Von John Duke of Lancaster
Nur Weniges in unserer Gesellschaft bildet die Veränderung der vergangenen Jahrzehnte so exakt ab wie der Volkssport Nummer eins in Deutschland, der Fußball. ‚Wir waren 10 Hamburger und ein Ausländer. Das war Jürgen Kurbjuhn aus Buxtehude“, scherzte Gert ‚Charly‘ Dörfel vom Hamburger SV bei der Dokumentation der Sportschau vor etlichen Jahren, Die Rot-Hosen mussten zum Auswärtsspiel in Westfalen bei Preußen Münster antreten.
16 Vereine waren bei der Premiere dabei
Am 24. August 1963, exakt vor 60 Jahren, fand der erste Spieltag der Bundesliga statt. Nachdem 1962 bei der Tagung der Verbände in Dortmund die Bundesliga beschlossen wurde, begann das Auswahlverfahren. 46 Vereine bewarben sich für eine Lizenz. Der DFB legte verschiedene Kriterien zugrunde, unter anderem die sportliche Bilanz der letzten zwölf Jahre in der Oberliga (die aktuellen Saisons wurden höher gewichtet) und die Wirtschaftskraft. Im Norden waren der Hamburger SV und Werder Bremen gesetzt. Um den letzten freien Platz stritten die Kicker aus der Landeshauptstadt Hannover (Hannover 96) und Eintracht Braunschweig, zwei Städte, dessen Rivalität nicht größer sein konnte. Am Ende hatten die Braunschweiger Löwen die Nase vorn. Die bayrische Landeshauptstadt München wurde ebenfalls durch die Löwen, dem TSV München 1860, aus dem Vorort Giesing, repräsentiert. Der FC Bayern schaute in die Röhre. Aus dem Ruhrgebiet qualifizierten sich neben den alten Rivalen Borussia Dortmund, der amtierende Deutsche Meister, und Schalke 04, auch der Meidericher SV aus dem Duisburger Süden (heute MSV Duisburg). Hinzu kamen aus dem Westen Vize-Meister 1. FC Köln sowie Preußen Münster und aus dem Süd-Westen der 1.FC Kaiserslautern und der 1. FC Saarbrücken aus dem Saarland. Das Feld komplettierte die ‚Alte Dame‘ Hertha aus Berlin, geographisch getrennt durch die „DDR“, der 1. FC Nürnberg aus Franken sowie die Frankfurter Eintracht, der Karlsruher SC und der VfB Stuttgart (ebenfalls alle aus dem Bereich der Oberliga Süd). Lange Gesichter gab es nicht nur beim FC Bayern München, sondern auch bei den Offenbacher Kickers, denn diese waren immer auf den vordersten Plätzen der Oberliga Süd zu finden und erhielten trotzdem keinen Startplatz.

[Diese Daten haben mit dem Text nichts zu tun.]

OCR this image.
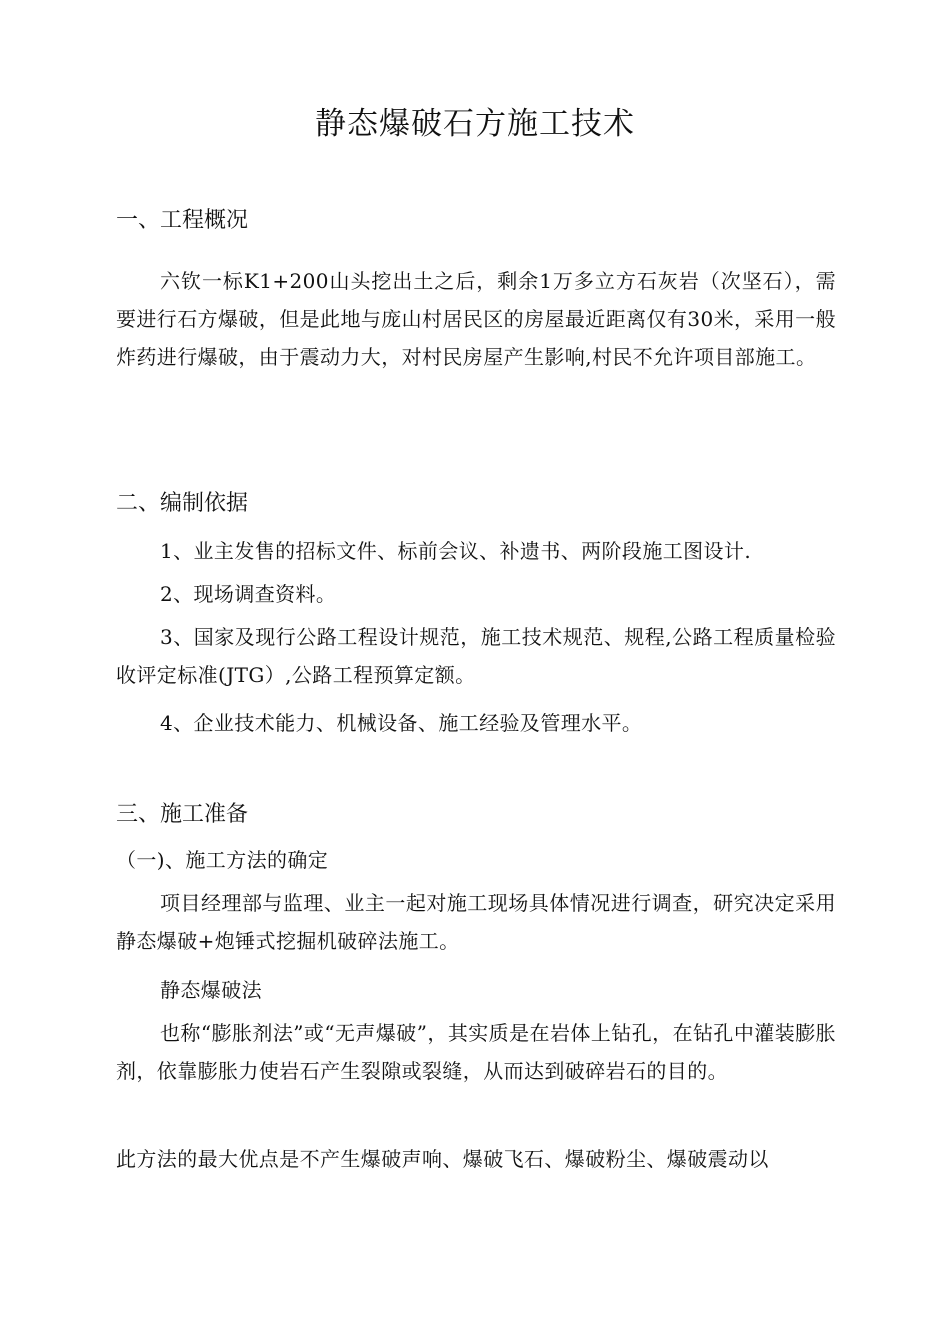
静态爆破石方施工技术
一、工程概况

六钦一标K1+200山头挖出土之后，剩余1万多立方石灰岩（次坚石），需要进行石方爆破，但是此地与庞山村居民区的房屋最近距离仅有30米，采用一般炸药进行爆破，由于震动力大，对村民房屋产生影响,村民不允许项目部施工。

二、编制依据

1、业主发售的招标文件、标前会议、补遗书、两阶段施工图设计.

2、现场调查资料。

3、国家及现行公路工程设计规范，施工技术规范、规程,公路工程质量检验收评定标准(JTG）,公路工程预算定额。

4、企业技术能力、机械设备、施工经验及管理水平。

三、施工准备

（一)、施工方法的确定

项目经理部与监理、业主一起对施工现场具体情况进行调查，研究决定采用静态爆破+炮锤式挖掘机破碎法施工。

静态爆破法

也称“膨胀剂法”或“无声爆破”，其实质是在岩体上钻孔，在钻孔中灌装膨胀剂，依靠膨胀力使岩石产生裂隙或裂缝，从而达到破碎岩石的目的。

此方法的最大优点是不产生爆破声响、爆破飞石、爆破粉尘、爆破震动以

Der erste Spieltag und das erste Tor
Das Spiel des favorisierten HSV um Kapitän ‚Uns Uwe‘ Seeler in Münster endete 1:1. Das Preußen-Stadion war ausverkauft und viele kletterten auf die nahestehenden Bäume, um das Spiel zu sehen. Heute wäre das undenkbar. Das erste Tor erzielte Timo Konietzka von Borussia Dortmund nach einer Minute (zu schnell für alle Kameras). Das Spiel bei Werder Bremen verlor der BVB trotzdem 2:3.
Mit 4:1 gewann der Meidericher SV bei dem favorisierten Karlsruher SC und war erster Tabellenführer. Der 1.FC Saarbrücken verlor zu Hause mit 0:2 gegen den 1.FC Köln. Mit 2:0 gewannen die Schalker Knappen gegen den VfB Stuttgart. Jeweils 1:1 endeten die Partien 1860 München gegen Eintracht Braunschweig, Hertha BSC Berlin gegen den 1. FC Nürnberg und Eintracht Frankfurt gegen den 1.FC Kaiserslautern.
Die Saison
Erster Meister der Bundesliga war der 1. FC Köln. Die Geißböcke um Hans Schäfer und Wolfgang Overath hatten am Ende sechs Punkte Vorsprung vor den Duisburger Zebras, die Überraschungsmannschaft der ersten Saison. Hinter der Frankfurter Eintracht kam der amtierende Meister, der BVB, auf den vierten Platz. Trotz eines Fehlstarts mit fünf Niederlagen in Folge schaffte der Karlsruher SC und auch die Hertha aus Berlin letztendlich den Klassenerhalt. Absteigen mussten am Ende neben dem chancenlosen 1. FC Saarbrücken auch Preußen Münster. Die Westfalen konnten als einzige der 16 Mannschaften nur diese eine Saison im Oberhaus verbringen. Immerhin gelang aktuell der Aufstieg in die 3. Liga, somit spielt heute keiner der Gründungsmitglieder im Amateurbereich.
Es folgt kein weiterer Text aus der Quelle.